Writing for IBM’s A Smarter Planet blog, Gutman details more about how HealthTap works:

Here’s how it works: Once a doctor joins the HealthTap community, he or she can answer real user questions, and see how his or her peers address the same issues. Doctors can “Agree” with one another’s answers in a visible way, allowing users and other experts to see what the expert community as a whole thinks about the quality of a certain answer.

This peer review impacts the answering doctor’s DocScore (a FICO-like rating that measures a doctor’s credentials, engagement and reputation among other medical professionals). The DocScore is visible to doctors and users alike, providing an additional measure of confidence in the content that’s created.

Gutman also has a video explaining the site and its mission in more detail; it can be viewed, below.Social media and online collaboration has promised to revolutionize healthcare in the past, but let’s face it: Facebook and Twitter are open consumer platforms, on which many might not feel comfortable openly discussing their health issues.

There’s also a thorny legal issue in HIPAA to deal with, which HealthTap wraps up nicely for users and doctors alike, since it claims HIPAA certification.

The impact that HealthTap could have on healthcare is hard to understate. In short, it could be big. Gutman lays out HealthTap’s potential best in his post on A Smarter Planet:

This system has the potential to create a significant global impact. By providing a comfortable, secure public forum for doctors to lend their expertise, HealthTap is democratizing doctors’ knowledge and making it freely available beyond closed-doors, and to millions of users everywhere.

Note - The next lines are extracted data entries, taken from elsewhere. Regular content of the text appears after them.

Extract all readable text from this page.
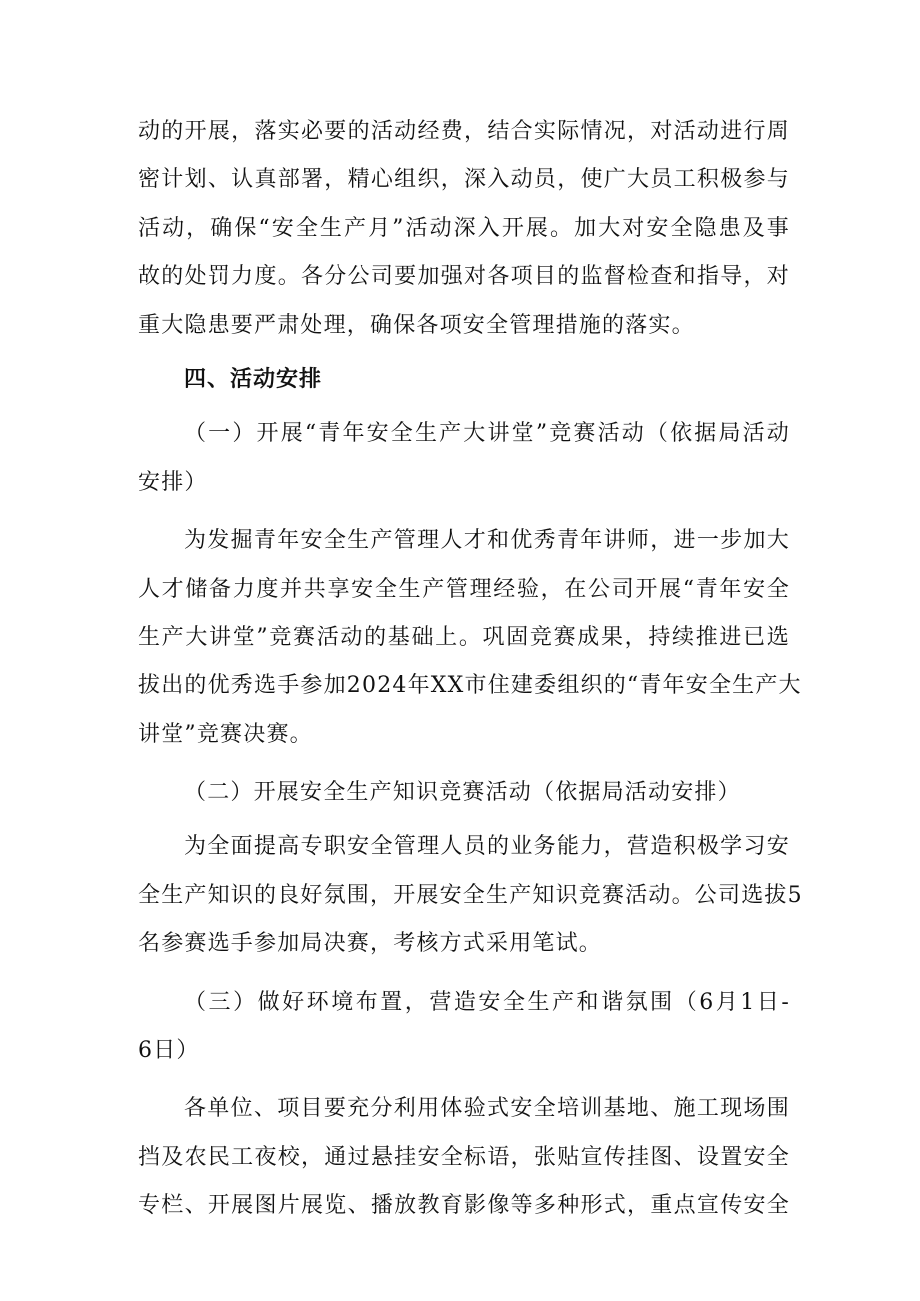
动的开展，落实必要的活动经费，结合实际情况，对活动进行周
密计划、认真部署，精心组织，深入动员，使广大员工积极参与
活动，确保“安全生产月”活动深入开展。加大对安全隐患及事
故的处罚力度。各分公司要加强对各项目的监督检查和指导，对
重大隐患要严肃处理，确保各项安全管理措施的落实。
四、活动安排
（一）开展“青年安全生产大讲堂”竞赛活动（依据局活动
安排）
为发掘青年安全生产管理人才和优秀青年讲师，进一步加大
人才储备力度并共享安全生产管理经验，在公司开展“青年安全
生产大讲堂”竞赛活动的基础上。巩固竞赛成果，持续推进已选
拔出的优秀选手参加2024年XX市住建委组织的“青年安全生产大
讲堂”竞赛决赛。
（二）开展安全生产知识竞赛活动（依据局活动安排）
为全面提高专职安全管理人员的业务能力，营造积极学习安
全生产知识的良好氛围，开展安全生产知识竞赛活动。公司选拔5
名参赛选手参加局决赛，考核方式采用笔试。
（三）做好环境布置，营造安全生产和谐氛围（6月1日-
6日）
各单位、项目要充分利用体验式安全培训基地、施工现场围
挡及农民工夜校，通过悬挂安全标语，张贴宣传挂图、设置安全
专栏、开展图片展览、播放教育影像等多种形式，重点宣传安全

It’s clear that technology and artificial intelligence (AI), and even a human-powered approach that mixes ever-evolving human wisdom and cutting edge technologies (which I’ve nicknamed “AAI” – Artificial Artificial-Intelligence) will not completely replace the need for in-person care. Our goal is to complement in-person care by building technology platforms and applications that can effectively harness the collective knowledge of medical professionals and help get people access to the most relevant and highest quality information that fits their needs best when they need it most.

Think of the power of combining expert-community created and curated content (like HealthTap) with machine learning and natural language processing algorithms (such as IBM Watson) and with powerful user interfaces to deliver information seamlessly to users anytime, anywhere.

I don’t know about you, but having access to doctors who can respond to my questions at any time would spare me some anxiety and save me a lot of money on co-pays.

Relying on Google alone for my health queries has more than once left me thinking I had a terrifying condition, such as a brain tumor, after searching for information on my symptoms.

The potential for misinformation and inaccuracy is the main reason healthcare is one area where you definitely want a curated, controlled and credible experience with social media. HealthTap just might be it.